Finlays has blamed the closure, coming a year earlier than initially planned, on low international prices of cut flower at the European market, where Kenya sells over 60 percent of its horticulture produce.
Finlays Flowers General Manager Stephen Scott said in a letter last week that the directors had decided to close operations at two of its flower farms in Chemirei and Tarakwet, including those seconded to Murara plants.
“It is no secret that in the last 18 months flower industry has been facing severe challenges. Due to an oversupply in the European market and decreasing demand, the price of roses has remained low,” said Mr Scott in the letter.
“As a result of this and other challenges, including a weakening exchange rate, extreme weather conditions and high labour cost, the director of James Finlay (Kenya) Limited have made the decision to close Chemirei and Tarakwet farms earlier than it had initially been communicated,” he added.

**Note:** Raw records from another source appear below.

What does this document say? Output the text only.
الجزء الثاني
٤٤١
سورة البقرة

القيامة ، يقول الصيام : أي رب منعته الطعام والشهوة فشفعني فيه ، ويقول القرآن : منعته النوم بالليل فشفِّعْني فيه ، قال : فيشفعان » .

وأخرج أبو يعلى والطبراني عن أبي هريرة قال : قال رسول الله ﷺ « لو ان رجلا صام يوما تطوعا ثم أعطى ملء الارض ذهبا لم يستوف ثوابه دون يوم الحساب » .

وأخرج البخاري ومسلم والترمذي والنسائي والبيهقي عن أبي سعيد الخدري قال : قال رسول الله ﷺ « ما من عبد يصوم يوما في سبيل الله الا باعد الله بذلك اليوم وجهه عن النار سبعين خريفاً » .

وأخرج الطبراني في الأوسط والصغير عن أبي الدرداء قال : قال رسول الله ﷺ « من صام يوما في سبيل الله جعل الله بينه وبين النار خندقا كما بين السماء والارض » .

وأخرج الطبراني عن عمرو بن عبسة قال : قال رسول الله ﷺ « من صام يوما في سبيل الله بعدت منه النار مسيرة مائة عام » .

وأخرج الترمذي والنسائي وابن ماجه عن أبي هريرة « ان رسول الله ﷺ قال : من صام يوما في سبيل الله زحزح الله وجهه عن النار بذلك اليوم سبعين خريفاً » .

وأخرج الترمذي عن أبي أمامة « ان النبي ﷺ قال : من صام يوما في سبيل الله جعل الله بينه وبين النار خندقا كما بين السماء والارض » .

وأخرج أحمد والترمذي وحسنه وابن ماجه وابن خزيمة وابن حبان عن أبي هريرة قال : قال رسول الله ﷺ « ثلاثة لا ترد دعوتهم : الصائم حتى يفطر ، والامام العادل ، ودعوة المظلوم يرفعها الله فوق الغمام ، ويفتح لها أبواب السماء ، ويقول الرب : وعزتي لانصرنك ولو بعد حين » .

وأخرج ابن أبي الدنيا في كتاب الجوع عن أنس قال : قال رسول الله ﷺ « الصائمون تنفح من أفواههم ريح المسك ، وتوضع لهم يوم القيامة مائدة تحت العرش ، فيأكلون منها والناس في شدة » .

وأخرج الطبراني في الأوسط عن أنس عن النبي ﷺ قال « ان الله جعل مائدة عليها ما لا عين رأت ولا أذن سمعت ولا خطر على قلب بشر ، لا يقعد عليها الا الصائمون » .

The company had in April last year announced that it would draw the curtains on the two farms in December 2020. At the time, the farms had 1,700 employees.
The firm says all employees, including those who had been seconded to another farm will be redundant and they will be paid their final dues in full.
Earnings from horticulture dropped by Sh6 billion in eight months to August, signalling a bad year for flower and vegetable farmers in 2019.
Statistics from the Kenya National Bureau of Statistics (KNBS) show that the earnings in the review period dropped from Sh103 billion in corresponding period last year to Sh97 billion this August.
The move implies that government will also earn less foreign exchange from the produce owing to depressed income.
Cut-flower export still remains the largest earner of horticulture, contributing over 70 per cent of the total fresh produce annual earnings.